I made my approach over the slow moving Shilla Harvester and parked my pontoons between the heli-deck on my left side and the windsock on my right side and put the helicopter into a “hover”. I use quotes around hover because anyone that has flown out here knows that the ships and the ocean are always moving and as a result of that, so are we. Meanwhile the Yansa climbed out onto the pontoon of the helicopter and lowered the grappling hook down to the man on the bow.
I took turns alternating between my instruments, the windsock, and the lip of the heli-deck to maintain my spacing and position in a hover that was so stable it surprised even me. Every time I would glance toward the bridge to check my spacing and height the Captain or radio operator would wave at me. I’m sure they started to think I was a big jerk for not waving back, but the last thing I was going to do was let go of my collective while I was in a confined “hoist” operation over the bow of a ship getting rolled by swells of blue ocean.
In what was probably only a minute or two at most the rope was lowered, the bag was hooked to it, and the rope and hook were raised back up. Yansa climbed back into his eat and got fastened in and then told me we were good to go. I pulled pitch and climbed out and forward away from the ship, the bridge, the windsock, and into safety. As we started to turn out I stuck my hand out the side of the door and waved at the guys on the boat below. Their insistent waves finally returned.

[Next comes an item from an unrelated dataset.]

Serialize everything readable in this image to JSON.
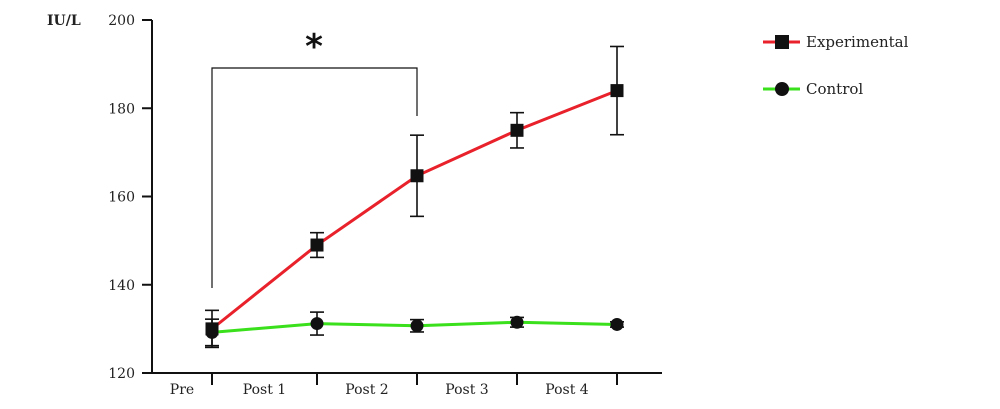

I had just completed my first external load, hoist operation, in a very uncharacteristically unique way. I’ll tell myself later that all the study I had put into the book side of vertical reference flying was the reason I was able to get into such a stable hover and why the operation went so well. I hope that there are many many more cargo transfers like this one.
After that we chased down a Japanese boat that had wandered into our little formation of Shilla Company boats, they had turned and were making great speed away from us but I think the Captains wanted to know the name or something like that because they had us chase it down, and the Yansa used a big set of binoculars to check the boat out, presumably looking for the registration. We circled it once, and then pushed onto a school nearby that it was making speed for, we circled the school a dozen times and the Japanese launched a speedboat to race out ahead of the main ship. I haven’t figure out why yet, were they claiming the school, or trying to herd the tuna back towards the boat so they could set sooner? I have no idea. All I know is that it felt cool whipping along in the helicopter, turning out over a speed boat bouncing off of waves below us, the large menacing Japanese boat bearing down on our location.